Departmental Quality
By using productivity impact, the prestige and approximate quality of the journals in which articles appeared were taken into account in our analysis. Journal impact factors have been criticized as not accurately measuring the quality of any single article (11). It is true that a case report in a given journal may not have the same importance as a report of a milestone clinical trial in the same journal. However, journal impact factors have been found to agree with clinician beliefs about high-quality journals (12). The impact factor of the source journal is also the single most important factor in predicting the number of citations that a given article will subsequently receive (13).

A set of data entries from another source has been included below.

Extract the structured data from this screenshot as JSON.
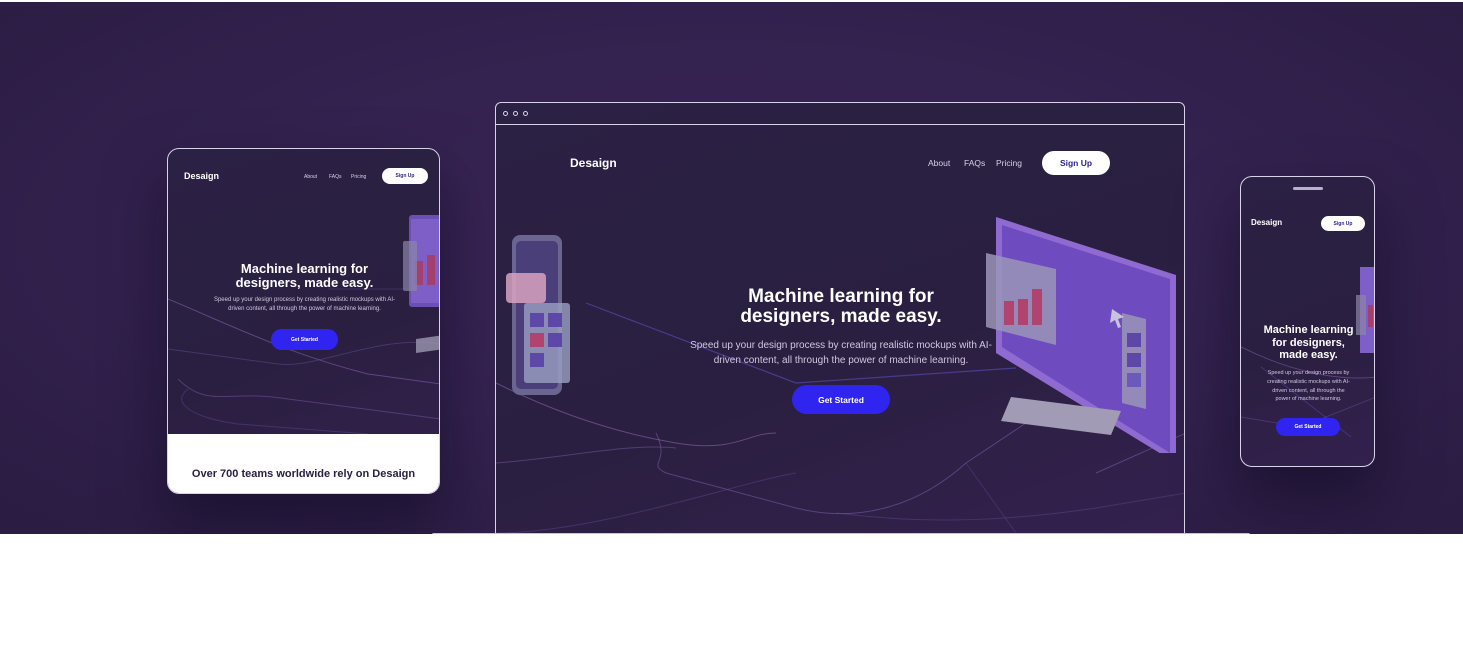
{
  "brand": "Desaign",
  "nav": {
    "about": "About",
    "faqs": "FAQs",
    "pricing": "Pricing",
    "signup": "Sign Up"
  },
  "hero": {
    "title_line1": "Machine learning for",
    "title_line2": "designers, made easy.",
    "subtitle_line1": "Speed up your design process by creating realistic mockups with AI-",
    "subtitle_line2": "driven content, all through the power of machine learning.",
    "cta": "Get Started"
  },
  "phone_hero": {
    "title_line1": "Machine learning",
    "title_line2": "for designers,",
    "title_line3": "made easy.",
    "subtitle_line1": "Speed up your design process by",
    "subtitle_line2": "creating realistic mockups with AI-",
    "subtitle_line3": "driven content, all through the",
    "subtitle_line4": "power of machine learning."
  },
  "social_proof": "Over 700 teams worldwide rely on Desaign",
  "colors": {
    "background": "#352251",
    "accent": "#3024f0",
    "device_bg": "#2a1f40",
    "white": "#ffffff"
  }
}
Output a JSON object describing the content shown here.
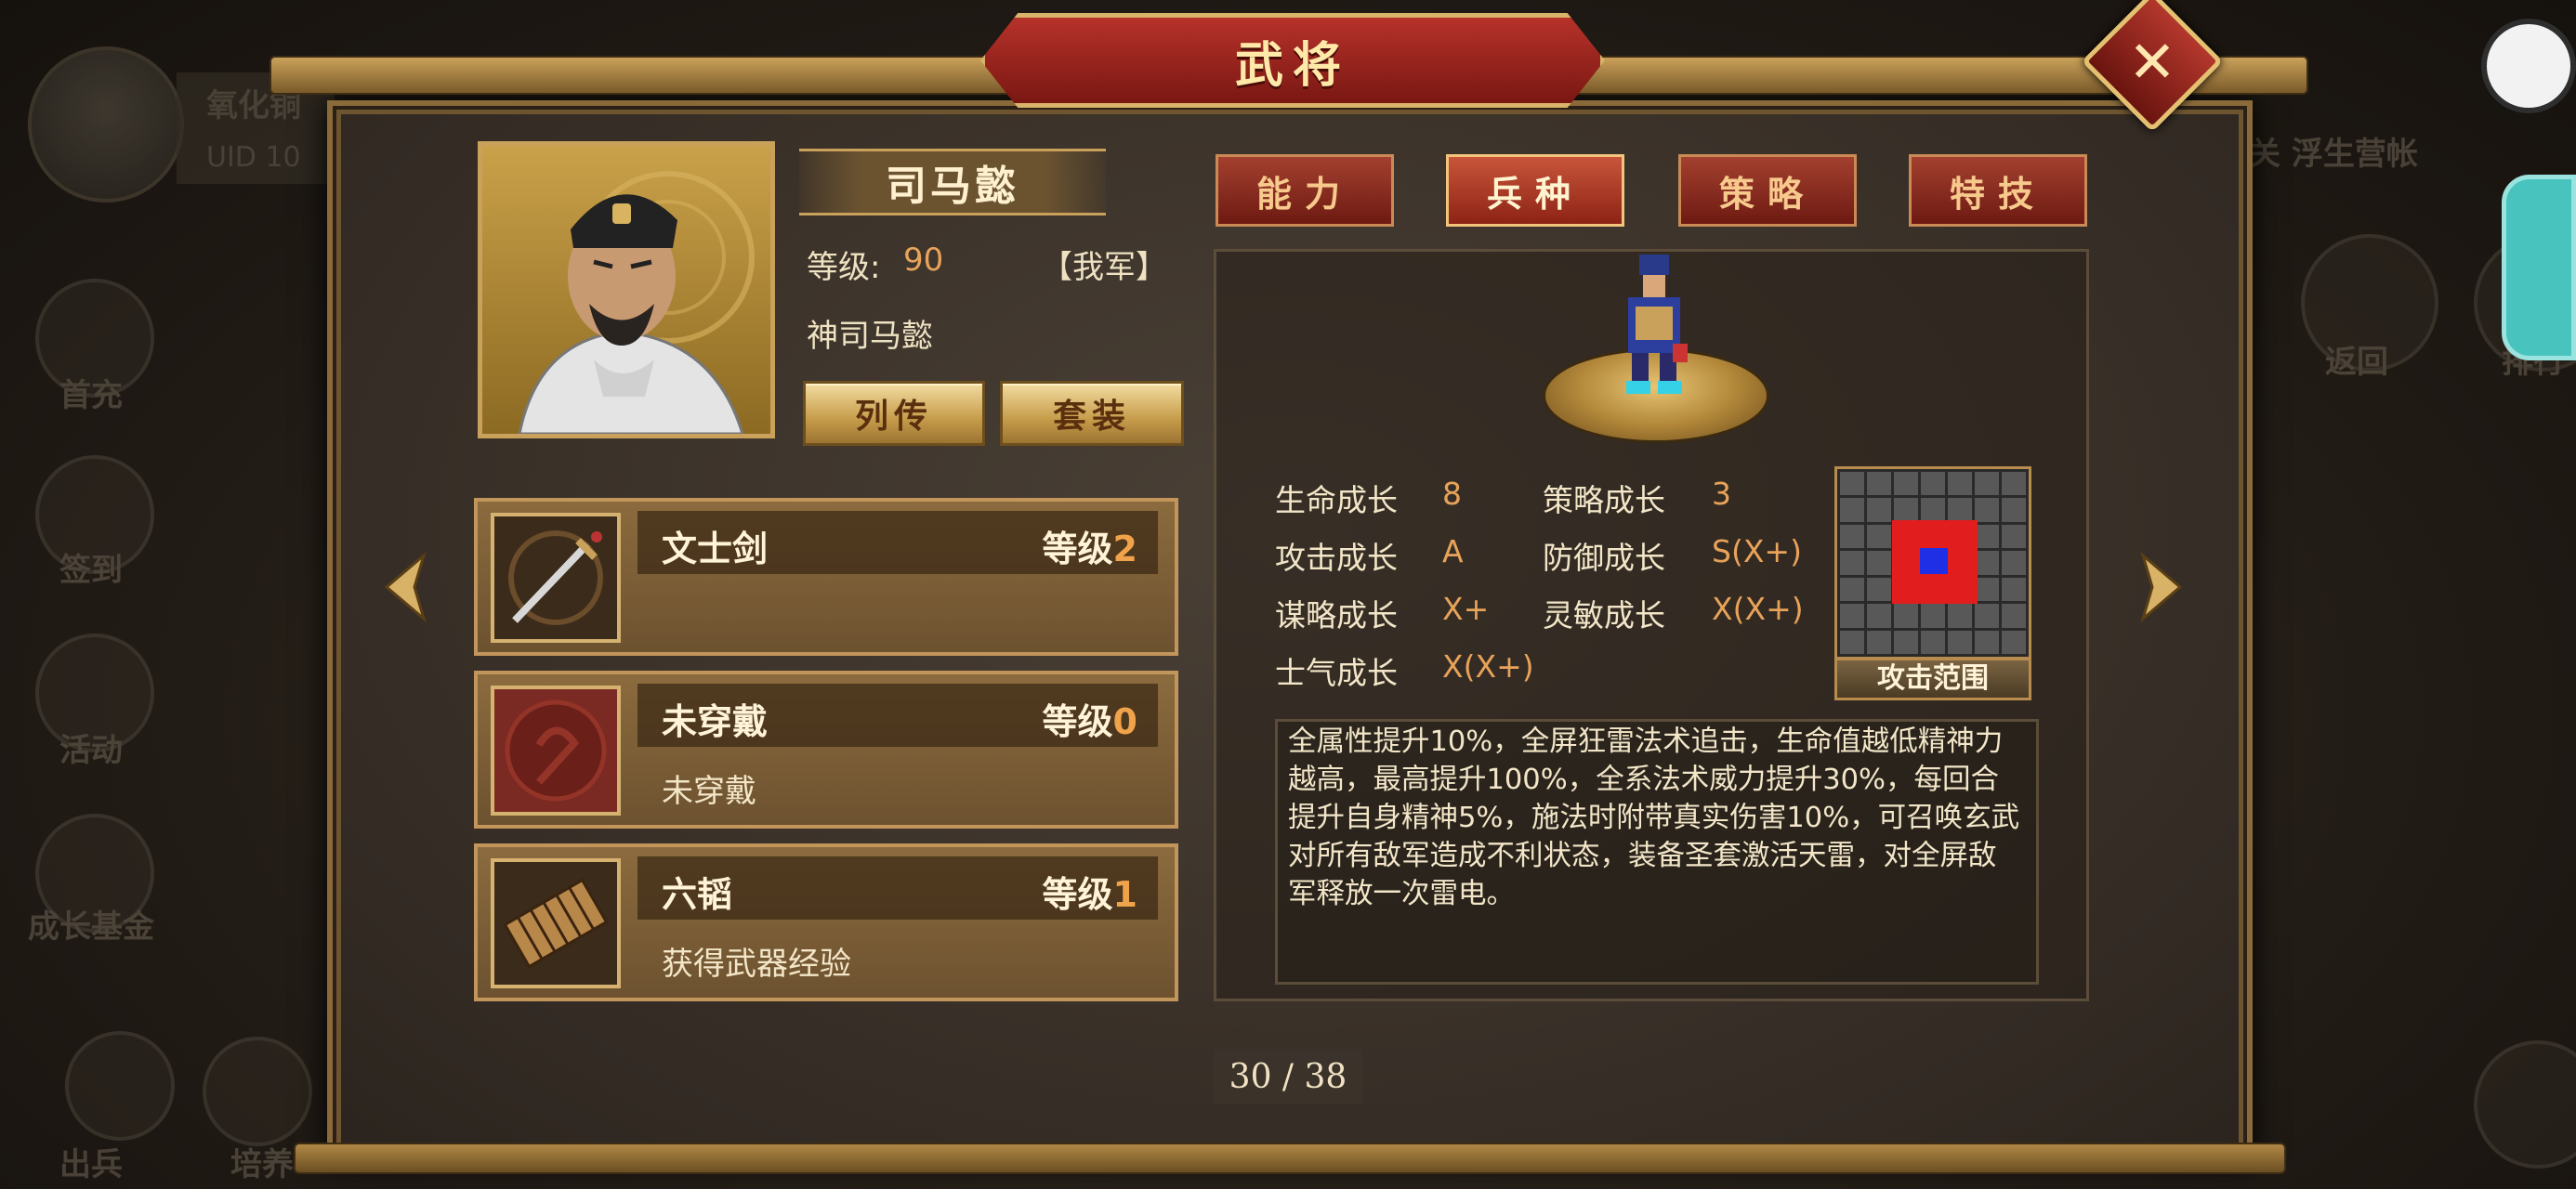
{
  "window": {
    "title": "武将"
  },
  "background": {
    "player_name": "氧化铜",
    "uid_label": "UID 10",
    "left_menu": [
      "首充",
      "签到",
      "活动",
      "成长基金",
      "出兵",
      "培养"
    ],
    "right_top_text": "关 浮生营帐",
    "right_buttons": [
      "返回",
      "排行"
    ]
  },
  "general": {
    "name": "司马懿",
    "level_label": "等级:",
    "level_value": "90",
    "faction": "【我军】",
    "title": "神司马懿",
    "buttons": {
      "biography": "列传",
      "set": "套装"
    }
  },
  "equipment": [
    {
      "name": "文士剑",
      "level_label": "等级",
      "level": "2",
      "desc": "",
      "icon": "sword-icon"
    },
    {
      "name": "未穿戴",
      "level_label": "等级",
      "level": "0",
      "desc": "未穿戴",
      "icon": "empty-slot-icon"
    },
    {
      "name": "六韬",
      "level_label": "等级",
      "level": "1",
      "desc": "获得武器经验",
      "icon": "scroll-icon"
    }
  ],
  "tabs": [
    {
      "label": "能力",
      "active": false
    },
    {
      "label": "兵种",
      "active": true
    },
    {
      "label": "策略",
      "active": false
    },
    {
      "label": "特技",
      "active": false
    }
  ],
  "growth": [
    {
      "label": "生命成长",
      "value": "8"
    },
    {
      "label": "策略成长",
      "value": "3"
    },
    {
      "label": "攻击成长",
      "value": "A"
    },
    {
      "label": "防御成长",
      "value": "S(X+)"
    },
    {
      "label": "谋略成长",
      "value": "X+"
    },
    {
      "label": "灵敏成长",
      "value": "X(X+)"
    },
    {
      "label": "士气成长",
      "value": "X(X+)"
    }
  ],
  "attack_range": {
    "label": "攻击范围"
  },
  "skill_description": "全属性提升10%，全屏狂雷法术追击，生命值越低精神力越高，最高提升100%，全系法术威力提升30%，每回合提升自身精神5%，施法时附带真实伤害10%，可召唤玄武对所有敌军造成不利状态，装备圣套激活天雷，对全屏敌军释放一次雷电。",
  "pager": {
    "text": "30 / 38"
  },
  "colors": {
    "accent_gold": "#c9a15a",
    "tab_red": "#8d2315",
    "highlight_orange": "#e8a35a"
  }
}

As was the case with the departmental volume model, NIH funding and residency program size were found to be significant positive indicators of productivity. An additional variable, highly funded by NIH, was also significant. This suggests a critical mass effect: High levels of departmental funding may produce an extra boost in research quality but not quantity. As with the departmental volume model, faculty characteristics, number of fellows, geographic region, and salary were not significant.
Individual Faculty Volume
Strong similarities existed between the departmental and individual faculty volume models. Annual per-faculty NIH funding was the funding variable that proved most significant for individual faculty volume. The associated funding per citation of $180 602 differed from the departmental estimate of $155 357 by only 14%. As in the departmental model, having large residency programs contributed positively to output in the individual faculty volume model. Interestingly, however, this was the only model in which fellows had a significant role.

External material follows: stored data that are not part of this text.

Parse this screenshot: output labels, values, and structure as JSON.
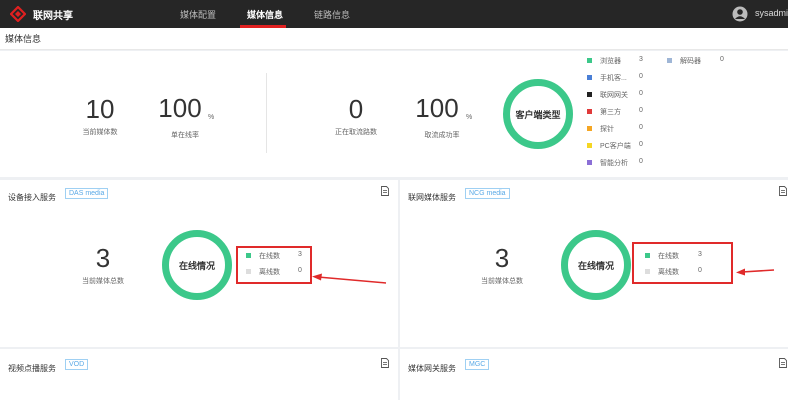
{
  "header": {
    "brand": "联网共享",
    "tabs": [
      "媒体配置",
      "媒体信息",
      "链路信息"
    ],
    "active_tab": "媒体信息",
    "user": "sysadmin"
  },
  "page_title": "媒体信息",
  "summary": {
    "current_media_count": "10",
    "current_media_label": "当前媒体数",
    "online_rate": "100",
    "online_rate_unit": "%",
    "online_rate_label": "单在线率",
    "pulling_count": "0",
    "pulling_label": "正在取流路数",
    "pull_success_rate": "100",
    "pull_success_unit": "%",
    "pull_success_label": "取流成功率",
    "client_type_label": "客户端类型",
    "client_types": [
      {
        "label": "浏览器",
        "value": "3",
        "color": "#3cc88a"
      },
      {
        "label": "手机客...",
        "value": "0",
        "color": "#4a7fd6"
      },
      {
        "label": "联网网关",
        "value": "0",
        "color": "#222222"
      },
      {
        "label": "第三方",
        "value": "0",
        "color": "#e03a3a"
      },
      {
        "label": "探针",
        "value": "0",
        "color": "#f5a623"
      },
      {
        "label": "PC客户端",
        "value": "0",
        "color": "#f5d623"
      },
      {
        "label": "智能分析",
        "value": "0",
        "color": "#8b6fd6"
      }
    ],
    "decoder": {
      "label": "解码器",
      "value": "0",
      "color": "#9fb6d6"
    }
  },
  "cards": [
    {
      "title": "设备接入服务",
      "tag": "DAS media",
      "total": "3",
      "total_label": "当前媒体总数",
      "ring_label": "在线情况",
      "online_label": "在线数",
      "online_value": "3",
      "offline_label": "离线数",
      "offline_value": "0"
    },
    {
      "title": "联网媒体服务",
      "tag": "NCG media",
      "total": "3",
      "total_label": "当前媒体总数",
      "ring_label": "在线情况",
      "online_label": "在线数",
      "online_value": "3",
      "offline_label": "离线数",
      "offline_value": "0"
    },
    {
      "title": "视频点播服务",
      "tag": "VOD"
    },
    {
      "title": "媒体网关服务",
      "tag": "MGC"
    }
  ],
  "colors": {
    "ring": "#3cc88a",
    "online": "#3cc88a",
    "offline": "#dddddd",
    "annotation": "#e02a2a",
    "tag": "#5aa9e6"
  }
}
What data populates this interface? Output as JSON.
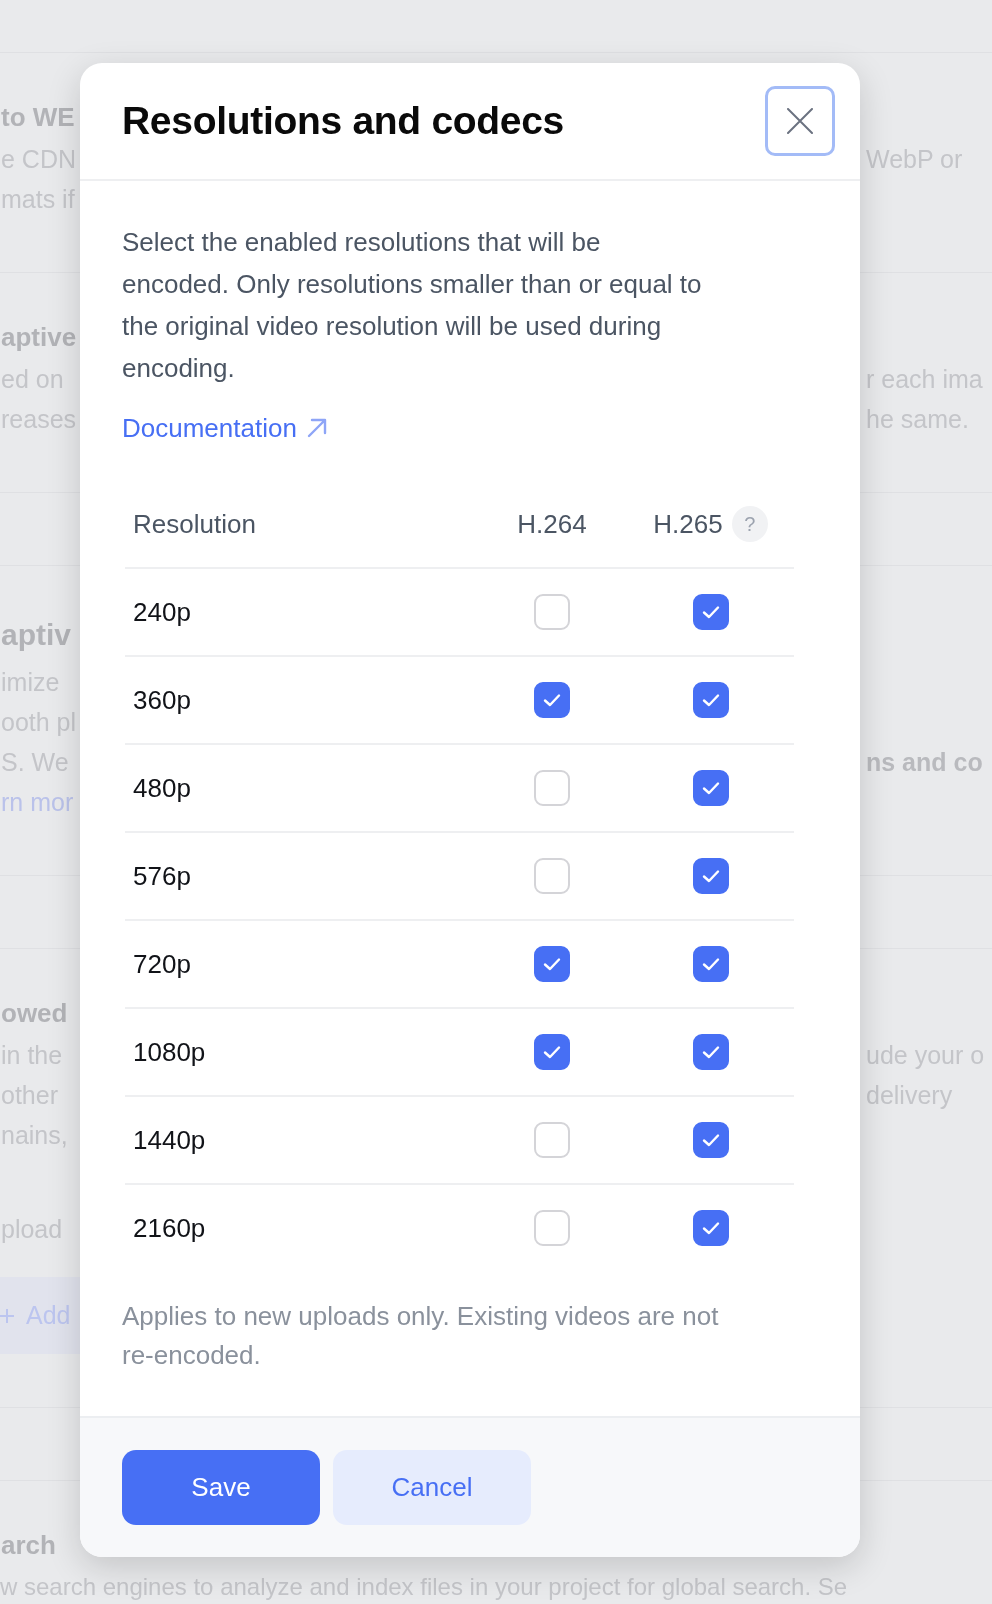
{
  "background": {
    "sections": [
      {
        "kind": "setting",
        "lines": [
          {
            "kind": "heading",
            "left": "to WE"
          },
          {
            "kind": "text",
            "left": "e CDN",
            "right": {
              "kind": "text",
              "text": "WebP or"
            }
          },
          {
            "kind": "text",
            "left": "mats if"
          }
        ]
      },
      {
        "kind": "setting",
        "lines": [
          {
            "kind": "heading",
            "left": "aptive"
          },
          {
            "kind": "text",
            "left": "ed on",
            "right": {
              "kind": "text",
              "text": "r each ima"
            }
          },
          {
            "kind": "text",
            "left": "reases",
            "right": {
              "kind": "text",
              "text": "he same."
            }
          }
        ]
      },
      {
        "kind": "empty"
      },
      {
        "kind": "setting",
        "lines": [
          {
            "kind": "title",
            "left": "aptiv"
          },
          {
            "kind": "text",
            "left": "imize"
          },
          {
            "kind": "text",
            "left": "ooth pl"
          },
          {
            "kind": "text",
            "left": "S. We",
            "right": {
              "kind": "label",
              "text": "ns and co"
            }
          },
          {
            "kind": "link",
            "left": "rn mor"
          }
        ]
      },
      {
        "kind": "empty"
      },
      {
        "kind": "setting",
        "lines": [
          {
            "kind": "heading",
            "left": "owed"
          },
          {
            "kind": "text",
            "left": "in the",
            "right": {
              "kind": "text",
              "text": "ude your o"
            }
          },
          {
            "kind": "text",
            "left": "other",
            "right": {
              "kind": "text",
              "text": "delivery"
            }
          },
          {
            "kind": "text",
            "left": "nains,"
          },
          {
            "kind": "caption",
            "left": "pload"
          },
          {
            "kind": "add",
            "label": "Add"
          }
        ]
      },
      {
        "kind": "empty"
      },
      {
        "kind": "setting",
        "lines": [
          {
            "kind": "heading",
            "left": "arch"
          },
          {
            "kind": "wide",
            "left": "w search engines to analyze and index files in your project for global search. Se"
          }
        ]
      }
    ]
  },
  "dialog": {
    "title": "Resolutions and codecs",
    "description": "Select the enabled resolutions that will be encoded. Only resolutions smaller than or equal to the original video resolution will be used during encoding.",
    "link": "Documentation",
    "table": {
      "columns": [
        {
          "label": "Resolution"
        },
        {
          "label": "H.264"
        },
        {
          "label": "H.265",
          "help": "?"
        }
      ],
      "rows": [
        {
          "label": "240p",
          "cells": [
            {
              "checked": false
            },
            {
              "checked": true
            }
          ]
        },
        {
          "label": "360p",
          "cells": [
            {
              "checked": true
            },
            {
              "checked": true
            }
          ]
        },
        {
          "label": "480p",
          "cells": [
            {
              "checked": false
            },
            {
              "checked": true
            }
          ]
        },
        {
          "label": "576p",
          "cells": [
            {
              "checked": false
            },
            {
              "checked": true
            }
          ]
        },
        {
          "label": "720p",
          "cells": [
            {
              "checked": true
            },
            {
              "checked": true
            }
          ]
        },
        {
          "label": "1080p",
          "cells": [
            {
              "checked": true
            },
            {
              "checked": true
            }
          ]
        },
        {
          "label": "1440p",
          "cells": [
            {
              "checked": false
            },
            {
              "checked": true
            }
          ]
        },
        {
          "label": "2160p",
          "cells": [
            {
              "checked": false
            },
            {
              "checked": true
            }
          ]
        }
      ]
    },
    "note": "Applies to new uploads only. Existing videos are not re-encoded.",
    "buttons": [
      {
        "label": "Save",
        "kind": "primary"
      },
      {
        "label": "Cancel",
        "kind": "secondary"
      }
    ]
  }
}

Individual Faculty Quality
The factors associated with individual faculty quality were basically the same as those associated with departmental quality: per-faculty NIH funding, number of resident positions per program, and highly funded by NIH status. There was good agreement between the coefficients of the departmental and individual faculty quality models. One publication impact unit was associated with $90 984 in NIH funding. None of the faculty, fellow, regional, or salary variables were found to be significant.
Comparisons between Models
Certain variables had a strong association with all measures of research productivity on both the departmental and individual scales. NIH funding was a highly significant variable in all four analyses. It is unsurprising that funding level has an impact on productivity because funded faculty members are typically academic veterans with a proved track record of success. Having financial independence allows a great deal of organizational freedom and flexibility that nonfunded faculty members do not enjoy. Furthermore, it is possible that the funding effect may compoundthat is, that funding results in publications that in turn result in more funding.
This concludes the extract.